In one gram of DNA 215 petabytes of information can be stored (this at least is what Dr. Landau of the NY Genome Centre managed to cram into that tiny amount of tissue). One petabyte is one million gigabyte, to give you some sort of reference, which approximately equals 250,000 DVD's.
If 1.5 hour of movie would be stored on each DVD, it would require 15,625 days or 42 years of uninterrupted watching to observe all the stored data. If only 8 hours per day would be spent watching it would require 128+ years to watch all movies.
A person weighing 70 kilos would theoretically be able to store over 15,050,000,000,000 (15 quadrillion) GB which is over 3.3 trillion DVD's, in all this person's body tissue, assuming that storing 215 petabyes is a correct estimate. Probably it will be possible to store a significantly greater amount of data in DNA tissue in the future.
It's rather embarrasing what little we do with such a huge measure of storage capacity, while not even discerning the nature of our thoughts and acts. Apart from this storage capabilty, we also process the data (well..., sort of), which probably is where it all goes wrong, where all the bugs in our bio-computer mess up things, causing us to be utter under achieving dorks in view of our potential.

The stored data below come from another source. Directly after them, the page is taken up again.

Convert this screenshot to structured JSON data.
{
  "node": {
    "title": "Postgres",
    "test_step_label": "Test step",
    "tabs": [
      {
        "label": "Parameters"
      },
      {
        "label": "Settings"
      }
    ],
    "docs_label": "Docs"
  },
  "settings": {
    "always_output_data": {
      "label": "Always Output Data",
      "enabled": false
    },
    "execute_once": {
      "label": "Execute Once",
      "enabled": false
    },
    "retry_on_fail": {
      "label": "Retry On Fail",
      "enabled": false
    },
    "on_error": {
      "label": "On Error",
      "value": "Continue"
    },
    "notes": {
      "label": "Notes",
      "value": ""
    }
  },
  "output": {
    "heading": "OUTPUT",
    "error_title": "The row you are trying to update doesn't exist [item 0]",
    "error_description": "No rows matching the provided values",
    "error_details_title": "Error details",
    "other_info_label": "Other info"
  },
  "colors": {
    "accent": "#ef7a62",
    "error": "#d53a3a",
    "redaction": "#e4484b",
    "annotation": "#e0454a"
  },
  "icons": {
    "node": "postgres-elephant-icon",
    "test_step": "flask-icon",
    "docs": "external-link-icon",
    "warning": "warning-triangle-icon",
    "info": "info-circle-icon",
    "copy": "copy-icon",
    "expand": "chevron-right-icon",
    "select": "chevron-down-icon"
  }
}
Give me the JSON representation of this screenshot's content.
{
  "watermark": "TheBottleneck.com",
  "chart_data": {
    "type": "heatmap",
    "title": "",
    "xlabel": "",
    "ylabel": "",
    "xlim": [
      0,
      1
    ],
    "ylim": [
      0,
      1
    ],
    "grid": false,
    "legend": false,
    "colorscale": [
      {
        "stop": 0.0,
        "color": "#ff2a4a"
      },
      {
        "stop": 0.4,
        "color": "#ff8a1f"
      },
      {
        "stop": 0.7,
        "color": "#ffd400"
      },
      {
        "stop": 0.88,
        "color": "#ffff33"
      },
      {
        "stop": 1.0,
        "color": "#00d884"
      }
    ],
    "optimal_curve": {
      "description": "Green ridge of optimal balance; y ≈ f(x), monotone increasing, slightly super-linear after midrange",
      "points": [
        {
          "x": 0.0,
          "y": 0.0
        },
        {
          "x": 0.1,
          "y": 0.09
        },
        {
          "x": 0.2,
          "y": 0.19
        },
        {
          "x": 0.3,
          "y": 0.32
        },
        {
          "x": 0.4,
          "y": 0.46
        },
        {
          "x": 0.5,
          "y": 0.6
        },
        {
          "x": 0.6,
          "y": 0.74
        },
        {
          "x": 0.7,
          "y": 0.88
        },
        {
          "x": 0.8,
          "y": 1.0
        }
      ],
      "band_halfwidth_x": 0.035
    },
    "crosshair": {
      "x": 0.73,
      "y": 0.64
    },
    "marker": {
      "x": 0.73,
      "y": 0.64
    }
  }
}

Of course a fair amount of the data and processing power is needed to sustain bodily functions, but even taking that into consideration, we aren't really doing a brilliant job. So how does this storing and processing work?
- Data is stored in DNA
- Input is done by RNA
- Processing is carried out by ribosomes
- Output is synthesized proteins
The fact that mankind is capable of both hideous and brilliant acts that only few are able to associate with the potential of human conduct, may indicate that our DNA has the abilty to communicate with external sources that are advanced beyond human ambit. If this actually is the case it would place information processing in which humans are merely involved rather than being the root, in a more panoptic and intricate perspective.
Relatively new finds in the scientific realm, such as bilocation or multilocation and entanglement may at one point urge the supporters of current hypothesis to amend their views. Quite drastically that is, because they have the ability to impel previously prized theories into the trashbin where many forerunners found involuntary permanent residence.